This issue of Glaucoma Today highlights recent advances in both medical and surgical glaucoma therapy. Although the former remains the primary methodology of glaucoma treatment, recent innovations may allow clinicians to prevent the dramatic loss of vision all too commonly associated with the natural progression of this disease. In best-case scenarios, compliance studies report that only approximately 60% to 65% of patients adhere to prescribed medical therapy, even when it involves a single drop of a topical prostaglandin analogue administered daily for 1 year.1 After 20 years of follow-up since the initiation of glaucoma therapy, the number of blind patients (27% unilateral and 9% bilateral) encountered in Olmsted County, Minnesota, is humbling and certainly unacceptable.2 We must do better.
The concept of interventional glaucoma therapy emphasizes the importance of the physician's involvement in patients' care, yet this idea does not necessarily imply that glaucoma patients require surgery earlier in their disease. Safer, more effective medications and drug delivery systems may improve compliance and minimize our reliance on patients' behavior to achieve satisfactory outcomes. Innovative drug delivery systems in development use punctal plugs or contact lenses, or the devices are inserted into the subconjunctival or intravitreal space. These technologies offer hope to patients who find it challenging to administer eye drops on a daily basis.

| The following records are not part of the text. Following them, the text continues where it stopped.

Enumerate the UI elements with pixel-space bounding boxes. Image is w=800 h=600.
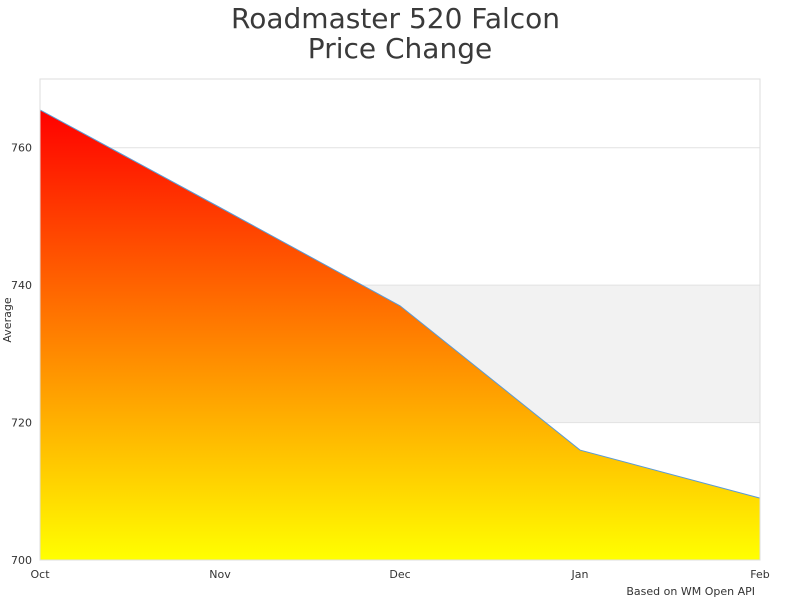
- plot-frame: [39, 78, 761, 561]
- chart-title-line-1: Roadmaster 520 Falcon: [231, 2, 560, 35]
- x-tick-label: Dec: [389, 568, 410, 581]
- y-tick-label: 700: [11, 554, 32, 567]
- y-tick-label: 760: [11, 142, 32, 155]
- y-axis-ticks: 700 720 740 760: [11, 142, 32, 567]
- y-axis-label: Average: [1, 297, 14, 342]
- y-tick-label: 720: [11, 417, 32, 430]
- x-tick-label: Oct: [30, 568, 50, 581]
- area-fill: [40, 109, 760, 561]
- y-tick-label: 740: [11, 279, 32, 292]
- x-axis-ticks: Oct Nov Dec Jan Feb: [30, 568, 769, 581]
- chart-title: Roadmaster 520 Falcon Price Change: [231, 2, 569, 65]
- x-tick-label: Feb: [750, 568, 769, 581]
- x-tick-label: Jan: [571, 568, 589, 581]
- chart-credit: Based on WM Open API: [626, 585, 755, 598]
- x-tick-label: Nov: [209, 568, 231, 581]
- chart-title-line-2: Price Change: [308, 32, 492, 65]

In addition, options for minimally invasive glaucoma surgery (MIGS) are on the horizon. Although not all of these products will make it to market, I remain optimistic that at least some will significantly benefit our patients. Laser trabeculoplasty has already become mainstream as a first-line treatment for glaucoma, and many of our European colleagues propose surgical intervention earlier in the disease process than is standard in the United States. If any of the new MIGS procedures proves effective in consistently lowering IOP over time and provides greater safety than trabeculectomy or tube shunt surgery, its place in the US glaucoma treatment paradigm may come to include mild-to-moderate glaucoma. Certainly, if MIGS procedures can ultimately be performed in the office setting, their utilization will become widespread.

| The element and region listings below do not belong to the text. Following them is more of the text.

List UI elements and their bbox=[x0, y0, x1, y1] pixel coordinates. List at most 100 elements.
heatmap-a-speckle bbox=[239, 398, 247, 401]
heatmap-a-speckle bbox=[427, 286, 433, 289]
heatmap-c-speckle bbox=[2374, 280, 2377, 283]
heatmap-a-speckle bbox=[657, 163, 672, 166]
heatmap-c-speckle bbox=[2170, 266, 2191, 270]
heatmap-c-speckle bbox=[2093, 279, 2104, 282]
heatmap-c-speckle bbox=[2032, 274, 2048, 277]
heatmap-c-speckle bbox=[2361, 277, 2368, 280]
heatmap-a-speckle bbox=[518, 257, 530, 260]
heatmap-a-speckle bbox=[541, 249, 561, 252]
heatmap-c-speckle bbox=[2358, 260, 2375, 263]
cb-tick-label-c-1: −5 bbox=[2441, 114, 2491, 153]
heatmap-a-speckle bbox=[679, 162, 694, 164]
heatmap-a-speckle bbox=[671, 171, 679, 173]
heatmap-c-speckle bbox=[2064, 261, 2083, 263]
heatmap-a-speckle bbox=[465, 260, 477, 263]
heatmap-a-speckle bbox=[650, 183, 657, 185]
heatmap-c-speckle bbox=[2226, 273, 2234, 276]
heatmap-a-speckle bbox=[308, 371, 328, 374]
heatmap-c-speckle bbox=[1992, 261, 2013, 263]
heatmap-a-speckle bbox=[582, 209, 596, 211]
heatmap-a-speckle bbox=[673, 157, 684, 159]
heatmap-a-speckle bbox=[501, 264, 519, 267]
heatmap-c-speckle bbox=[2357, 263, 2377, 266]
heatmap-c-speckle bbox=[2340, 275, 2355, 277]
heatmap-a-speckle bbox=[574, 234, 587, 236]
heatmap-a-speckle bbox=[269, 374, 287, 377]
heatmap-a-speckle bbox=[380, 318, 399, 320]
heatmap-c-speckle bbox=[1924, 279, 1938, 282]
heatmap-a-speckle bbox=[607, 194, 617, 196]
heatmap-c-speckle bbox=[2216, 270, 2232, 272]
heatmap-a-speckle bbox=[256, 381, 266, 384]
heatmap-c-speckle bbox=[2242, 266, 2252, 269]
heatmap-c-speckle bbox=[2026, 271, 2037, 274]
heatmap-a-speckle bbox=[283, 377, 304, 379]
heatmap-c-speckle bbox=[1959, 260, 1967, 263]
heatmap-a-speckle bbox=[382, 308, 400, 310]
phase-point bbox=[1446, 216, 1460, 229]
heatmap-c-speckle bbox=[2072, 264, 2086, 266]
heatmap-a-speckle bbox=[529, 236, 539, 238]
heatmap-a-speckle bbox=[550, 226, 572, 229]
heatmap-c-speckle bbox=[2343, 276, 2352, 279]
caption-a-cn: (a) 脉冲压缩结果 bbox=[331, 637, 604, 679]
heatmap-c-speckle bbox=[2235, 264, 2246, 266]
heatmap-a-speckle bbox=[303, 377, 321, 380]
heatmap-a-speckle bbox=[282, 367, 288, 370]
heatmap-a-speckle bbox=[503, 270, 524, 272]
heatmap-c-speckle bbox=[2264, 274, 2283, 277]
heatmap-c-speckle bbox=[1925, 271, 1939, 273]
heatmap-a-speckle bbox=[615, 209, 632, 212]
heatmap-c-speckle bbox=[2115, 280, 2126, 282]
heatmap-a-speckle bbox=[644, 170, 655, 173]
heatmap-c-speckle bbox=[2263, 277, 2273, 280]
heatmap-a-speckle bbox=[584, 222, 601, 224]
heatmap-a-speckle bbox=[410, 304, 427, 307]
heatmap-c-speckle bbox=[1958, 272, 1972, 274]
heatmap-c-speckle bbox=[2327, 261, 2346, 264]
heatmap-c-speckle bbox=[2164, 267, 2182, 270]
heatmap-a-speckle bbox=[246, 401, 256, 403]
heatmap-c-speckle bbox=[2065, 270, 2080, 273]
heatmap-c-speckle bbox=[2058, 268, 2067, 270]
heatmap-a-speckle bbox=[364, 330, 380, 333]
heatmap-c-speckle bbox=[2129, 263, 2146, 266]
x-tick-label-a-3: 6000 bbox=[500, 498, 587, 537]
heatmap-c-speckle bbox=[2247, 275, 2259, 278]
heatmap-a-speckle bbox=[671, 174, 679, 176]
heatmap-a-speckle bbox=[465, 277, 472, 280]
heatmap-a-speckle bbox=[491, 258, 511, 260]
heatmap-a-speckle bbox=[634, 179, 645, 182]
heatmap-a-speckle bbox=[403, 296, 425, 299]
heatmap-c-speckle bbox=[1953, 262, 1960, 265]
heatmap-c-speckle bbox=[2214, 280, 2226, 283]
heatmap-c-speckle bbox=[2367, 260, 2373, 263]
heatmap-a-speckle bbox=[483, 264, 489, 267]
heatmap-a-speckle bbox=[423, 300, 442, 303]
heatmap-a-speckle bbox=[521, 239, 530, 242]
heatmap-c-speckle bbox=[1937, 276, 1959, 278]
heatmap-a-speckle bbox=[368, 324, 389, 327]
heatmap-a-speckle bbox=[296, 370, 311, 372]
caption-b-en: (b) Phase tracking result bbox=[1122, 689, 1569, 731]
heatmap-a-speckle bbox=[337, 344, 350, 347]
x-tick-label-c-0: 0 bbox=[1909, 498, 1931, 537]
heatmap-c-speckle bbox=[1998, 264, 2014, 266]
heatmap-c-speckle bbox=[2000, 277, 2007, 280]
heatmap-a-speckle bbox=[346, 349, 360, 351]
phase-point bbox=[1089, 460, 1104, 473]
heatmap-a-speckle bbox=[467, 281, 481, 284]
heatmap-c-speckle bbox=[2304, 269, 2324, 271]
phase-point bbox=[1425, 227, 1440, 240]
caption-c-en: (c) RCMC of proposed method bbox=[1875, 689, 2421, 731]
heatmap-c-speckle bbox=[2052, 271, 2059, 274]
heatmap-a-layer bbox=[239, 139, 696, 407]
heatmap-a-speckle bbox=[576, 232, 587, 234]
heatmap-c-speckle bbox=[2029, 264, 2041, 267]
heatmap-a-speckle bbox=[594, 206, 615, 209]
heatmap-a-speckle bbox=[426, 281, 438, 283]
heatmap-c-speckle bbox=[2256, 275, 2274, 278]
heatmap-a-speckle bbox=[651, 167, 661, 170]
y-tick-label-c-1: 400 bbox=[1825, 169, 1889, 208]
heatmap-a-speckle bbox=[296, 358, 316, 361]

Early in my professional career, my approach to glaucoma management was more conservative: I considered surgical intervention a last resort. Having watched countless individuals over the years suffer dramatic vision loss due to noncompliance and poor follow-up, I have come to believe that I might have served these patients better if I had intervened more aggressively earlier in the course of their disease. With advances in medicinal products, drug delivery systems, and surgical techniques, I hope that we will have better tools with which to treat glaucoma and improve our patients' long-term quality of life.